Ecos de Morazán

Ecos de Morazán

Los momentos de esperanza no garantizan futuros mejores, solo los anuncian.

Enlace generado

Resumen Automático

06/09/2025 00:00
Fuente: Prensa Libre 

Durante años, Guatemala se acostumbró a la impunidad. Las mismas familias controlaban el comercio, la política, los jueces y hasta las conciencias. Nadie podía investigarlos. Eran el poder detrás del poder. Cuando robaban, lo hacían en nombre del orden. Cuando encarcelaban, era para silenciar. Y cuando hablaban de Dios era para blindarse.

Antes de la Cicig, otro extranjero encendió la misma chispa incómoda.

Entonces llegó él. No era de aquí pero también hablaba la lengua del hartazgo y la esperanza rota. Su presencia no fue militar al principio; fue una idea, un soplo de aire fresco. Un proyecto de ley. Una alianza con sectores cansados de tanta corrupción. Su objetivo era claro, desmantelar estructuras paralelas de poder. No vino a gobernar, sino a ayudar a quienes sí tenían la tarea de investigar y procesar legalmente a los responsables de décadas de abuso.

Y lo logró. Poco a poco cayó uno y luego otro. Jueces, antes temerosos, comenzaron a dictar sentencias valientes. La prensa, por un momento, dejó de temer. Y el pueblo, ese pueblo al que le decían que no entendía de política, salió a las calles a aplaudir lo que parecía un milagro, que los intocables por fin respondieran ante la ley.

Pero no tardó la reacción. Los mismos que antes habían callado ahora gritaban “¡intervención extranjera!”, “¡violación a la soberanía!”. Se organizaron. Compraron medios. Presionaron a aliados. Y poco a poco el visitante se volvió incómodo. Les resultó molesto y sospechoso. Lo acusaron de tener agenda propia, de querer destruir las “tradiciones”. Le cerraron puertas, lo tildaron de invasor y finalmente lo expulsaron.

Hoy muchos recuerdan su paso con nostalgia y otros, con rabia. Lo cierto es que durante un breve momento en la historia pareció posible que la justicia en Guatemala no fuera solo una palabra.

¿Le suena familiar? Quizá pensó que hablábamos de la Cicig. Pero no. El hombre del que hablamos fue Francisco Morazán, un general hondureño que en 1829 llegó a Guatemala con un sueño liberal, acabar con el poder oligárquico de los Aycinena y su alianza con la iglesia conservadora. Su “intervención” no fue armada solamente; fue política e ideológica. Su gobierno provisional desmontó privilegios, expulsó órdenes religiosas que controlaban la educación y las tierras, y trató de fundar una república de ciudadanos, no de castas.
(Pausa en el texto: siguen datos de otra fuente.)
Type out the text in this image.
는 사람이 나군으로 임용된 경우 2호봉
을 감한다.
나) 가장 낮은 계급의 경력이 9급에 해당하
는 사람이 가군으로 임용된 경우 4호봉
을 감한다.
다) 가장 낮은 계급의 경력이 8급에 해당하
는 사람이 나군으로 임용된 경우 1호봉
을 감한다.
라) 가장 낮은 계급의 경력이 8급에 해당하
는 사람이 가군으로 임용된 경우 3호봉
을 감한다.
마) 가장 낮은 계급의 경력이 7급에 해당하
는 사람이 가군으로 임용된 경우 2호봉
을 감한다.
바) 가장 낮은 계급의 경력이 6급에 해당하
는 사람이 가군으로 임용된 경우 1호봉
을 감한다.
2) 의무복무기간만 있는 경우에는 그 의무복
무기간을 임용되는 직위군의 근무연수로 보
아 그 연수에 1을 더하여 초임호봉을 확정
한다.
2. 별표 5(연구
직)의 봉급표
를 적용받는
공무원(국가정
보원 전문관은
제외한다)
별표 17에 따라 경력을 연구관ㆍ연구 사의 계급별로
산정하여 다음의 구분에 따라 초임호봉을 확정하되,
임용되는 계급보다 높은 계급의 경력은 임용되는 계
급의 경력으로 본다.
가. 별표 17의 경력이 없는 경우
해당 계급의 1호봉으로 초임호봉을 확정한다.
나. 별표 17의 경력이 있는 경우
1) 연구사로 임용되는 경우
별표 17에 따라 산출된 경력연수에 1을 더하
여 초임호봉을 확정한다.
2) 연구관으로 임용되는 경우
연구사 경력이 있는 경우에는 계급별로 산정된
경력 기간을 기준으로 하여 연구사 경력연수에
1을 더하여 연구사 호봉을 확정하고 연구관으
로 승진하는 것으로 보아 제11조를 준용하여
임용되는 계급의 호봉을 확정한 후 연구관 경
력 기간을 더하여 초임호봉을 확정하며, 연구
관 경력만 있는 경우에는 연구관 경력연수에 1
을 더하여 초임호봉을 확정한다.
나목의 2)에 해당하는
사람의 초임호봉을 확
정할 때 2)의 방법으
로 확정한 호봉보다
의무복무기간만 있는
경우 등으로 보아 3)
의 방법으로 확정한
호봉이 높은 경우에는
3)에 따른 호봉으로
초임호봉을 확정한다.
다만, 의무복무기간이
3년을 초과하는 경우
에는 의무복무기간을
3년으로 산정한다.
Morazán fue en su tiempo lo que la Cicig fue para el nuestro, fue una anomalía esperanzadora. Y como la Cicig, fue bienvenido por quienes anhelaban un país moderno, pero denostado por los que no estaban dispuestos a soltar el poder. Él no vino a quitarle el alma a Guatemala. La Cicig tampoco. Ninguno impuso un proyecto ajeno. Ambos solo encendieron una luz donde hacía falta. Lo que hicimos con esa luz, eso sí fue completamente decisión nuestra.

La historia no se repite, pero a veces insiste. Y cuando lo hace no es solo para castigar nuestra desmemoria, sino para ofrecernos otra oportunidad de no cometer los mismos errores. Porque la democracia no es un trofeo que se conquista y se guarda para siempre. No es una estatua de bronce que resiste intacta el paso del tiempo. Es más bien un jardín público que necesita mantenimiento constante. Porque si no se cuida, pronto lo cubren las malezas de la corrupción y del miedo.

Los momentos de esperanza no garantizan futuros mejores, solo los anuncian. El resto depende de la voluntad colectiva de defender lo que apenas comienza a brotar. Y es en esa lucha que no acaba, de luces breves y de sombras largas, que se encuentra no solo nuestro dolor, sino también nuestra dignidad como pueblo. Porque la independencia no se hereda, se cultiva una y otra vez.